High-level training in statistics and the modelling of random processes for applications in science, business or health care.
For many complex systems in nature and society, stochastics can be used to efficiently describe the randomness present in all these systems, thereby giving the data greater explanatory and predictive power. Examples include statistical mechanics, financial markets, mobile phone networks, and operations research problems. The Master’s specialisation in Applied Stochastics will train you to become a mathematician that can help both scientists and businessmen make better decisions, conclusions and predictions. You’ll be able to bring clarity to the accumulating information overload they receive.
The members of the Applied Stochastics group have ample experience with the pure mathematical side of stochastics. This area provides powerful techniques in functional analysis, partial differential equations, geometry of metric spaces and number theory, for example. The group also often gives advice to both their academic colleagues, and organisations outside of academia.
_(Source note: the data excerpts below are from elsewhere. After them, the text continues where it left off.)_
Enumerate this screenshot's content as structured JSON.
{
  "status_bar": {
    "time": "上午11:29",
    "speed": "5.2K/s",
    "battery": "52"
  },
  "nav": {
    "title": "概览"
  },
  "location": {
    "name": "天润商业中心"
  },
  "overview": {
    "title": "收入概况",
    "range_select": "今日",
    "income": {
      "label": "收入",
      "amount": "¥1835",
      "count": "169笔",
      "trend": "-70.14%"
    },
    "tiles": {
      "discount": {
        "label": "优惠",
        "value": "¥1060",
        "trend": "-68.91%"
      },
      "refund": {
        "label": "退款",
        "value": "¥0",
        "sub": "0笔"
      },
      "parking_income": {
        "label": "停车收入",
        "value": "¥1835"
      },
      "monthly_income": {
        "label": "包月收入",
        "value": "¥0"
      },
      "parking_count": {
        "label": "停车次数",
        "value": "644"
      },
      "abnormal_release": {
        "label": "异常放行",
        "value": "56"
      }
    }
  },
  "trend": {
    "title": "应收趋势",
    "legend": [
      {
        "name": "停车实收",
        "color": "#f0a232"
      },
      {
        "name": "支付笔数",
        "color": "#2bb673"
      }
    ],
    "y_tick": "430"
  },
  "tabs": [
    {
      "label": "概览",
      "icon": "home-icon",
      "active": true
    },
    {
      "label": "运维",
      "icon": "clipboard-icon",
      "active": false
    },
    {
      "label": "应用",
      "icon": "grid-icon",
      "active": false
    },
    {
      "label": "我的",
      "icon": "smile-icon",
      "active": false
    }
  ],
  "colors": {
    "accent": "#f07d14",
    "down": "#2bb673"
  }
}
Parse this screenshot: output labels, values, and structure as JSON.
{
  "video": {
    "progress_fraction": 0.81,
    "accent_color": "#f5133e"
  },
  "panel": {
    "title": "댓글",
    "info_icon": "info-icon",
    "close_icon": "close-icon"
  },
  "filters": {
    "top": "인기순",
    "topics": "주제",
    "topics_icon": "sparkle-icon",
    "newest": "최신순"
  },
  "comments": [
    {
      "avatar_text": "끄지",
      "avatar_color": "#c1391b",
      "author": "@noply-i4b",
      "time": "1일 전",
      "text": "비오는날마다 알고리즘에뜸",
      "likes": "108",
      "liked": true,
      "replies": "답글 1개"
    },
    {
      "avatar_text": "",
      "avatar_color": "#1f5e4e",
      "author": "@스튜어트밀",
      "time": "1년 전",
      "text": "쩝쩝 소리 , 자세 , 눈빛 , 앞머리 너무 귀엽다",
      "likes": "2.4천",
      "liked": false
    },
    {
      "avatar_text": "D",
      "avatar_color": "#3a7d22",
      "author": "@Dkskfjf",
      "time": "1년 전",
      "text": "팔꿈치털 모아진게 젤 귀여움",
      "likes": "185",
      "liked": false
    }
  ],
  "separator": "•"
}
They will therefore not only be able to teach you the theoretical basis you need to solve real world stochastics problems, but also to help you develop the communications skills and professional expertise to cooperate with people from outside of mathematics.
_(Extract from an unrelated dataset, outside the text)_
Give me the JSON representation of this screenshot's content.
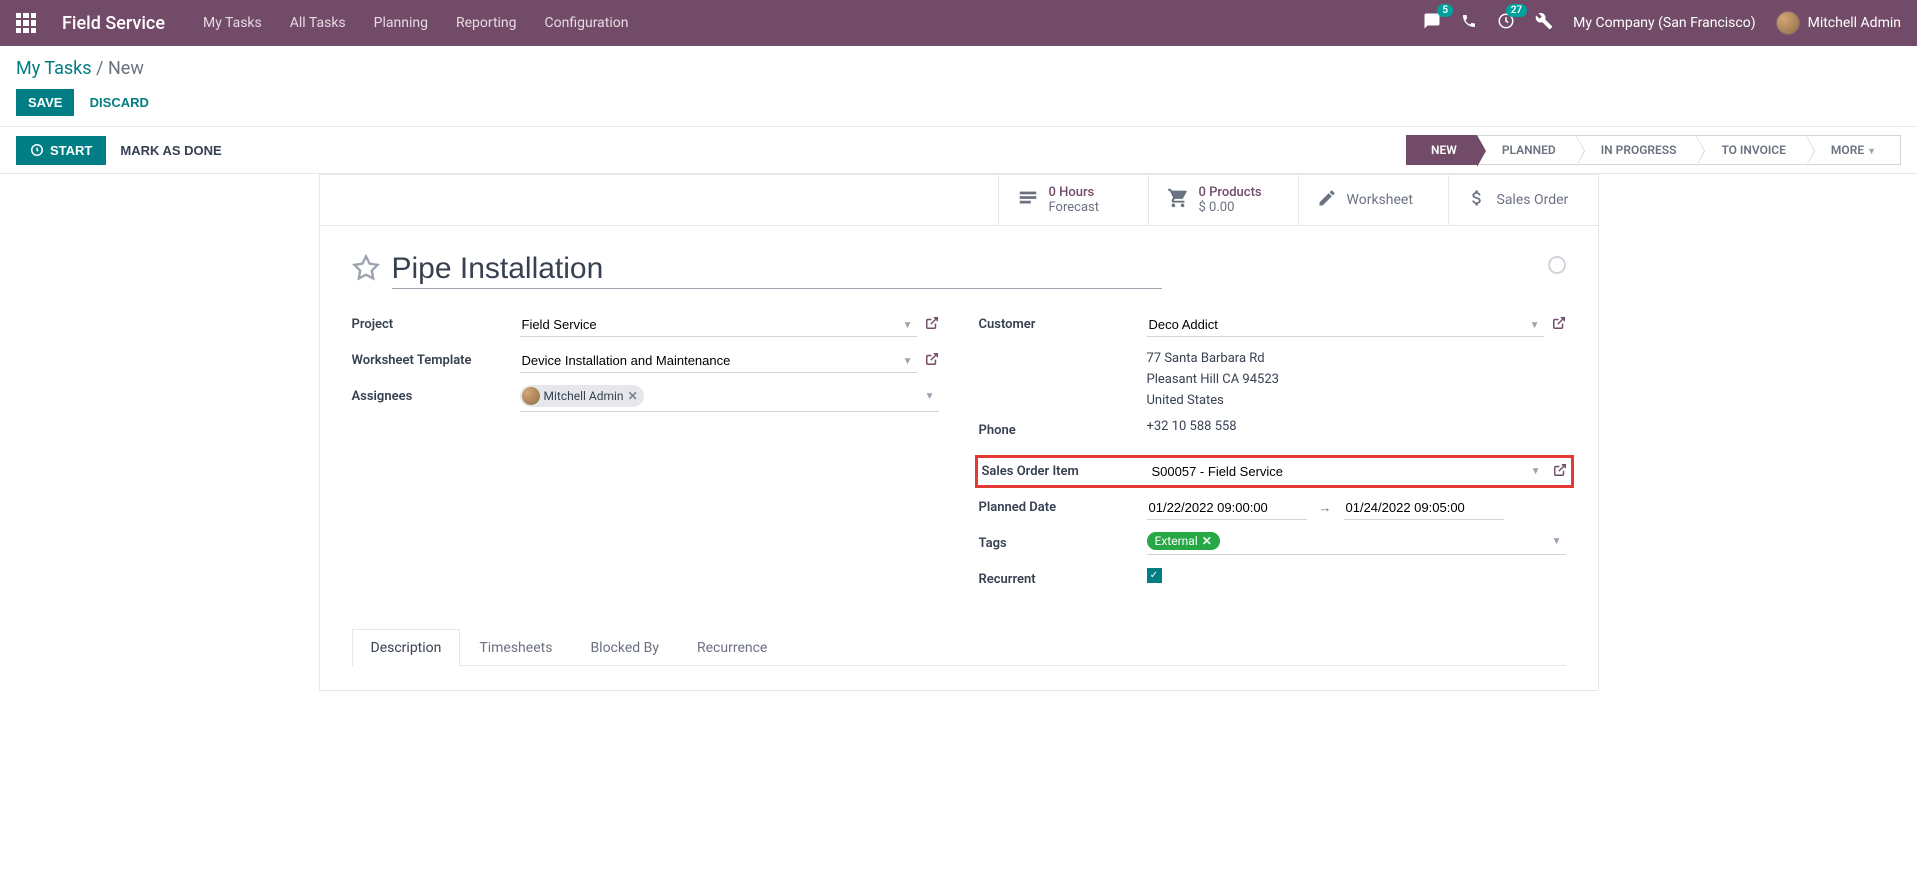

- This specialisation focuses both on theoretical and applied topics. It’s your choice whether you want to specialise in pure theoretical research or perform an internship in a company setting. - Mathematicians at Radboud University are expanding their knowledge of random graphs and networks, which can be applied in the ever-growing fields of distribution systems, mobile phone networks and social networks. - In a unique and interesting collaboration with Radboudumc, stochastics students can help researchers at the hospital with very challenging statistical questions. - Because the Netherlands is known for its expertise in the field of stochastics, it offers a great atmosphere to study this field. And with the existence of the Mastermath programme, you can follow the best mathematics courses in the country, regardless of the university that offers them. - Teaching takes place in a stimulating, collegial setting with small groups. This ensures that you’ll get plenty of one-on-one time with your thesis supervisor at Radboud University . - More than 85% of our graduates find a job or a gain a PhD position within a few months of graduating.
Master's programme in Mathematics
Mathematicians are needed in all industries, including the banking, technology and service industries, to name a few. A Master’s in Mathematics will show prospective employers that you have perseverance, patience and an eye for detail as well as a high level of analytical and problem-solving skills.
The skills learned during your Master’s will help you find jobs even in areas where your specialised mathematical knowledge may initially not seem very relevant. This makes your job opportunities very broad and is the reason why many graduates of a Master’s in Mathematics find work very quickly. Possible careers for mathematicians include: - Researcher (at research centres or within corporations) - Teacher (at all levels from middle school to university) - Risk model validator - Consultant - ICT developer / software developer - Policy maker - Analyst
Radboud University annually has a few PhD positions for graduates of a Master’s in Mathematics. A substantial part of our students attain PhD positions, not just at Radboud University, but at universities all over the world.
Our research in this field
The research of members of the Applied Stochastics Department, focuses on combinatorics, (quantum) probability and mathematical statistics. Below, a small sample of the research our members pursue.
Eric Cator’s research has two main themes, probability and statistics. 1. In probability, he works on interacting particles systems, random polymers and last passage percolation. He has also recently begun working on epidemic models on finite graphs. 2. In statistics, he works on problems arising in mathematical statistics, for example in deconvolution problems, the CAR assumption and more recently on the local minimax property of least squares estimators.
Cator also works on more applied problems, usually in collaboration with people from outside statistics, for example on case reserving for insurance companies or airplane maintenance. He has a history of changing subjects: “I like to work on any problem that takes my fancy, so this description might be outdated very quickly!”
Hans Maassen researches quantum probability or non-commutative probability, which concerns a generalisation of probability theory that is broad enough to contain quantum mechanics. He takes part in the Geometry and Quantum Theory (GQT) research cluster of connected universities in the Netherlands. In collaboration with Burkhard Kümmerer he is also developing the theory of quantum Markov chains, their asymptotic completeness and ergodic theory, with applications to quantum optics. Their focal point is shifting towards quantum information and control theory, an area which is rapidly becoming relevant to experimental physicists.
Ross Kang conducts research in probabilistic and extremal combinatorics, with emphasis on graphs (which abstractly represent networks). He works in random graph theory (the study of stochastic models of networks) and often uses the probabilistic method. This involves applying probabilistic tools to shed light on extremes of large-scale behaviour in graphs and other combinatorial structures. He has focused a lot on graph colouring, an old and popular subject made famous by the Four Colour Theorem (erstwhile Conjecture).